Kaelin picked up some part-time work to supplement her income, but it wasn’t enough. So, she started looking for a full-time job. In 2015, Kaelin landed a position with a factory — she made $12.72 an hour.
“There are people out there who say they can’t find work,” she said. “There is work out there if you don’t think you’re too good to do that work. I decided I’m not too good to work in a factory.”
It’s not the career she wants, though, and she doesn’t plan to stay at her current job long-term. But, Kaelin is now earning $15.50 an hour, which is helping her get back on track financially.
The Fall and Rise of Her Emotional Well-Being
Kaelin said being in debt has had a debilitating effect on her emotional life and self-esteem. “There came a point when I closed the shop and said, ‘I can’t do this anymore. I’m in personal debt. I’m in personal financial hell,'” she said.
She has clinical depression, and living in debt made it worse, Kaelin said. But since she started earning a steady paycheck at the factory, she’s been able to take control of her debt. For example, she got a secured credit card with a $200 limit and paid off purchases as soon as she made them to start building credit.
Then, she qualified for a credit card with a $500 limit from her credit union. Kaelin now has a $2,500 limit on that card. Having two credit cards in good standing has boosted her credit score. She now has a FICO score of 690, she said.
Kaelin said her self-esteem has risen along with her credit score. “Having worked so hard for it and still working toward it, I feel like a stronger woman.”
The Difficulty of Breaking the Debt Cycle
Although she’s paid off her student loan and is whittling down her mortgage and home equity debt, Kaelin hasn’t been able to break the debt cycle yet. She hasn’t been able to build an emergency fund or save for the future, so she’s had to rely on debt recently to cover some unexpected costs.

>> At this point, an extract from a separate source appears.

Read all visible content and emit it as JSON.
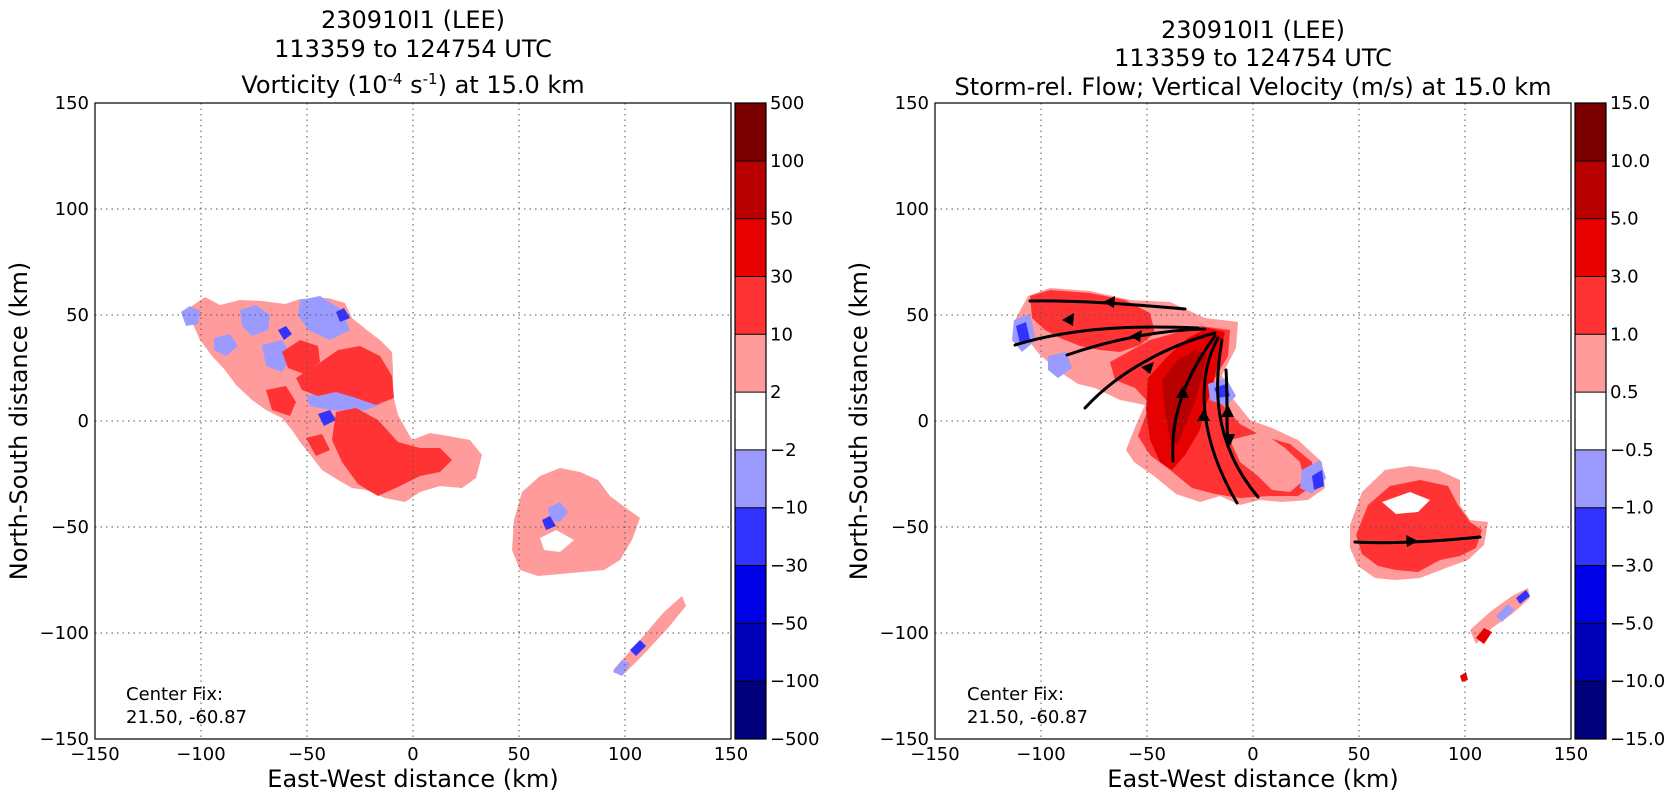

For example, Kaelin got a $5,000 personal loan earlier this year to replace her home’s 30-year-old heating and cooling unit, which had stopped working.
Recently, she borrowed about $30,000 to buy a new car. Kaelin said she wasn’t planning to buy a car because she wanted to keep raising her credit score. “But the poor old Fusion decided to interrupt my plan,” she said.
Her Ford started having transmission problems that would have been expensive to repair. Plus, she drives 35 minutes to work, so Kaelin didn’t want to risk having the transmission go out while she was on the road. Although she’s not sure if buying a new car was the smartest financial move, she’s proud her credit score was high enough to get approved for a loan without a co-signer — and to get a good interest rate.
Reducing Payments and Planning to Save
Thanks to her good credit score, Kaelin is in the process of refinancing her mortgage so she can roll it and her personal loan into one FHA loan. The 3.99 percent rate will reduce her monthly loan payments by $200, she said. Kaelin plans to put that extra money toward her auto loan repayment.
However, she’s not sure if she’ll ever be debt-free. “My plan is to dramatically lower my debt over time,” said Kaelin. And, she wants to be able to start saving for retirement.
She’s also started blogging about what she’s learned about credit and debt at What’s Up With Mel. Kaelin said her main goal is “to live a happy life without feeling like the floor is going to come out from underneath me.”